The Berlin Film Festival has its opening film in François Ozon’s “Peter von Kant.”

The film, which stars Denis Menochet, Isabelle Adjani and Hanna Schygulla, is part of the fest’s International Competition and will have its world premiere on Feb. 10 at the Berlinale Palast. Variety revealed on Tuesday that the festival is planning to go ahead as an in-person event, and organizers provided further details of the plan on Wednesday.

“We are beyond thrilled to welcome back François Ozon to the festival and are happy to launch our next edition with his new film,” said Berlin artistic director Carlo Chatrian. “For this year’s opening, we were looking for a film that could bring lightness and verve into our somber daily lives. ‘Peter von Kant’ is a theatrical tour de force around the concept of lockdown. In the hands of Ozon, the kammerspiel becomes the perfect container for love and jealousy, seduction and humour — indeed, everything that makes life and art so entangled.”

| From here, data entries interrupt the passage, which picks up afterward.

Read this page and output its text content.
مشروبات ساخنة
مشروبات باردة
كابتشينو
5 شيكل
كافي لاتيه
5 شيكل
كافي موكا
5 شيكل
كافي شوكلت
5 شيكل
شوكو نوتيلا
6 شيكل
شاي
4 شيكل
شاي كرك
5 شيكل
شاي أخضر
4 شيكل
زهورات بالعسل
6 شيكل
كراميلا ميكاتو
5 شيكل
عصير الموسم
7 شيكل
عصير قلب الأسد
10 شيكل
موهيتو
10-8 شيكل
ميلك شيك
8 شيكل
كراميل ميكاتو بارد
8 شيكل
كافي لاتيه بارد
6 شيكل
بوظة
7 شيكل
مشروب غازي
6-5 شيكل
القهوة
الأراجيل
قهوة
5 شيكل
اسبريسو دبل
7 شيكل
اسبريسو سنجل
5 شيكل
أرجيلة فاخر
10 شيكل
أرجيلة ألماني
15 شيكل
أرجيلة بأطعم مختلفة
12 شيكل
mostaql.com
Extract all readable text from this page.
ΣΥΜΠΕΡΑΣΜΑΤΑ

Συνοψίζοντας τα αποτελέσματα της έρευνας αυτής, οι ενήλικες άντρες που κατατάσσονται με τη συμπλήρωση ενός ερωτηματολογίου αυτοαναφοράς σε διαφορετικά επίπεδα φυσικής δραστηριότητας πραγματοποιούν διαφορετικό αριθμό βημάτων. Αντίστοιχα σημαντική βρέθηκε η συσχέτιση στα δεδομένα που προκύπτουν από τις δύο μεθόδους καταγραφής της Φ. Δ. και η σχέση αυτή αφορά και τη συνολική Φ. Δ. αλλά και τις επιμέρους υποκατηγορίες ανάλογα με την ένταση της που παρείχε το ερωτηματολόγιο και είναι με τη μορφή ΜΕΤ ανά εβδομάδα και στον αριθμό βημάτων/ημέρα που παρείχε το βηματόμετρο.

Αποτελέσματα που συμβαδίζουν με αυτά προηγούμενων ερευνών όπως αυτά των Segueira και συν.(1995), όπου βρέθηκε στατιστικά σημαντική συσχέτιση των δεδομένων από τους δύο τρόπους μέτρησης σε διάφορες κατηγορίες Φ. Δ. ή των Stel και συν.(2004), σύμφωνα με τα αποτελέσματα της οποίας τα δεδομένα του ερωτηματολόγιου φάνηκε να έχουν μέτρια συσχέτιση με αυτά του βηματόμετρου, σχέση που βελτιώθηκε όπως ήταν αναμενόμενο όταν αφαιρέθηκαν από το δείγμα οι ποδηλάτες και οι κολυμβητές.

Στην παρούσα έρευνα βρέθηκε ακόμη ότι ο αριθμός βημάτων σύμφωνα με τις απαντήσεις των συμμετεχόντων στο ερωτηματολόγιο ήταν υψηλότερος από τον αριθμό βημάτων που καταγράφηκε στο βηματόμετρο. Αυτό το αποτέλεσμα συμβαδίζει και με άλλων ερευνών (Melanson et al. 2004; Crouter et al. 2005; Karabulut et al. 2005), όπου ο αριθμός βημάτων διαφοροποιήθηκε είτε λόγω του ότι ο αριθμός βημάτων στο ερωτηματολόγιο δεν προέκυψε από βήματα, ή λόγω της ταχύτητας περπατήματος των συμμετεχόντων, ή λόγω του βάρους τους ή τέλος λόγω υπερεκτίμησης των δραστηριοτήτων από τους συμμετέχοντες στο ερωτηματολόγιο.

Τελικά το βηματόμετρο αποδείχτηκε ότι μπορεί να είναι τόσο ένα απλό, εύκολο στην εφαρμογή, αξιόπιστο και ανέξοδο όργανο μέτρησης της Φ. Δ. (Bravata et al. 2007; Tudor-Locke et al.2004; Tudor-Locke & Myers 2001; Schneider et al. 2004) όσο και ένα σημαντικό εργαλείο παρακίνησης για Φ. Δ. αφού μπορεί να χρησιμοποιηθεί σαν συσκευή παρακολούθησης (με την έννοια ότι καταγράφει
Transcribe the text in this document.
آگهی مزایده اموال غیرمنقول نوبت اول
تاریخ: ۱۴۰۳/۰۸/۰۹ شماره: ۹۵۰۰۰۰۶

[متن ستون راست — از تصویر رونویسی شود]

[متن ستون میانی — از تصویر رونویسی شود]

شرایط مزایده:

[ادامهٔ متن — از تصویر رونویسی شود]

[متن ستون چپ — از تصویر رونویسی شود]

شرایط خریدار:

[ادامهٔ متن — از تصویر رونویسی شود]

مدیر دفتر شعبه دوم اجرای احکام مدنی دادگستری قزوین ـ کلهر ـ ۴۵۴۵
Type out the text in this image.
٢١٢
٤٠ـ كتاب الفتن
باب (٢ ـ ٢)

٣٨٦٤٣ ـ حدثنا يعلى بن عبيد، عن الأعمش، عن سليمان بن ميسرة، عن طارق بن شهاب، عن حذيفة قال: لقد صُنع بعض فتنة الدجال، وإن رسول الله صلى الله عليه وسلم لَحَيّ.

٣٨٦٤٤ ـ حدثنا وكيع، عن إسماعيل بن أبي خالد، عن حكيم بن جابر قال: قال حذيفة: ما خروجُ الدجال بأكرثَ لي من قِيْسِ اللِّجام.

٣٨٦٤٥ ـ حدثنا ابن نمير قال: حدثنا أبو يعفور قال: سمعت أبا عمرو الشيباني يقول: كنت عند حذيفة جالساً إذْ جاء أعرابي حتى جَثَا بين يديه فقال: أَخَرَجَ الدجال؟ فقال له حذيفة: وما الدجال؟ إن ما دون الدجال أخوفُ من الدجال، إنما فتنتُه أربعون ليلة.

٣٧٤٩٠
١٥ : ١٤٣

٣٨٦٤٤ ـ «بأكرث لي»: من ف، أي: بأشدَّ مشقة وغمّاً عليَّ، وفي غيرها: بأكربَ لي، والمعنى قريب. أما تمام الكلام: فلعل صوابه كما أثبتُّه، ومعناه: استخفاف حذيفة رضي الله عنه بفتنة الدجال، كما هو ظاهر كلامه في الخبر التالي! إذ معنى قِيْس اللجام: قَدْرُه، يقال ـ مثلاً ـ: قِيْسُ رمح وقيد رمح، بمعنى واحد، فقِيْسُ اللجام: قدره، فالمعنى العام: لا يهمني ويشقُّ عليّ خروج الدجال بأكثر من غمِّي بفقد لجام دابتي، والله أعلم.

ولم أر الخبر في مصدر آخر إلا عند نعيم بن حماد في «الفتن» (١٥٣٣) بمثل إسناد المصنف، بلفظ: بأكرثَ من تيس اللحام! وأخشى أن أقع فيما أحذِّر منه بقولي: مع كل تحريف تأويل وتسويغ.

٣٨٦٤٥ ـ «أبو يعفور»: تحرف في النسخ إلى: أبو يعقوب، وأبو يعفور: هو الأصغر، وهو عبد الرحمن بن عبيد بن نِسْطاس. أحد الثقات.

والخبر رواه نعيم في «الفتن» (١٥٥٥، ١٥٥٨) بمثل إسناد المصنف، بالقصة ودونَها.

“Peter von Kant” is described as a “free interpretation” of Rainer Werner Fassbinder’s 1972 film “Die bitteren Tränen der Petra von Kant” (“The Bitter Tears of Petra von Kant”). An official description from the festival reads: “Turning the character of Petra von Kant into a man and a filmmaker, superbly played by Denis Menochet, François Ozon pays tribute not only to the original film but to Fassbinder himself, and, in doing so, also delivers with his usual irony a very personal, playful self-portrait.”

Ozon is back in competition at Berlin for the sixth time. Twenty years prior, his ensemble cast for “8 Femmes” won a Silver Bear for Outstanding Artistic Contribution. The film will be screened this year as part of the festival’s homage to Isabelle Huppert. In 2019, Ozon was awarded with the Silver Bear Grand Jury Prize for “Grâce à Dieu” (“By the Grace of God”).

“It is such a pleasure and honour to return to Berlin, where I only have great memories, 22 years after the premiere of ‘Water Drops on Burning Rocks,’ adapted from Rainer Werner Fassbinder,” said Ozon. “The Berlin International Film Festival is the ideal place to discover ‘Peter von Kant,’ which celebrates my attachment as a French director to German culture. Thank you for the selection.”

Berlin will hold a truncated festival from Feb. 10-16. Organizers said on Wednesday that cinemas would be at 50% capacity, and that the festival would go without any parties or receptions.